HomeToolsFDA approves DermaSensor’s AI skin cancer detector

FDA approves DermaSensor’s AI skin cancer detector

The FDA has given its approval for DermaSensor’s AI-powered handheld skin cancer detector to be sold within the US.

Skin cancer is probably the most common cancer on the planet with around one in five Americans developing skin cancer of their lifetime. The most serious type of skin cancer, melanoma, kills about 9,000 Americans every year.

About 99% of skin cancers are curable, but they often go undetected until it’s too late. Dermatologists are briefly supply and it may possibly be difficult for a primary care physician (PCP) to inform the difference between a benign mole and skin cancer.

DermaSensor designed a non-invasive handheld device that may detect the three commonest types of skin cancer, melanoma, basal cell carcinoma, and squamous cell carcinoma.

The device uses elastic-scattering spectroscopy (ESS), a noninvasive optical biopsy technique. When the tip of the device is held against the suspect skin lesion, it pulses multiple wavelengths of sunshine through it and captures the resulting spectra.

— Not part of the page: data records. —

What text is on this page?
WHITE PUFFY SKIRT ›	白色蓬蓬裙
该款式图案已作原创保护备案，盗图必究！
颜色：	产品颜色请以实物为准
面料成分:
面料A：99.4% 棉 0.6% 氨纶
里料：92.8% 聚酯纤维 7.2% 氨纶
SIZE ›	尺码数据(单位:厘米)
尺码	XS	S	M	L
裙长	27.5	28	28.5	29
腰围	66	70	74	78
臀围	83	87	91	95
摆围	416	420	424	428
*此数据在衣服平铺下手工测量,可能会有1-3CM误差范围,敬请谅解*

It then uses an algorithm to investigate the spectra to find out if the lesion is malignant or benign.

The algorithm was trained with over 20,000 spectral scans from greater than 4,500 skin lesions using one feedforward and two deep neural networks. Once trained on the labeled spectral scans, the device learned to inform if a brand new spectral scan was cancerous and what form of skin cancer it was.

The device positively identifies skin cancer with a 96% accuracy, while it appropriately identifies benign lesions 97% of the time. These figures are significantly higher than those achieved by the PCPs of their trials.

DermaSensor’s accuracy in detecting melanoma and non-melanoma skin cancer vs human primary care physicians. Source: DermaSensor

The device shall be made available through a subscription model at $199 a month for five patients or $399 a month for unlimited use.

DermaSensor will enable PCPs to quickly determine whether their patient needs to be referred to a dermatologist. It can even reduce unnecessary referrals of patients to specialists only to seek out that the overcautious PCP misidentified a benign lesion.

This is certainly one of several cancer detection and treatment solutions that AI has made possible.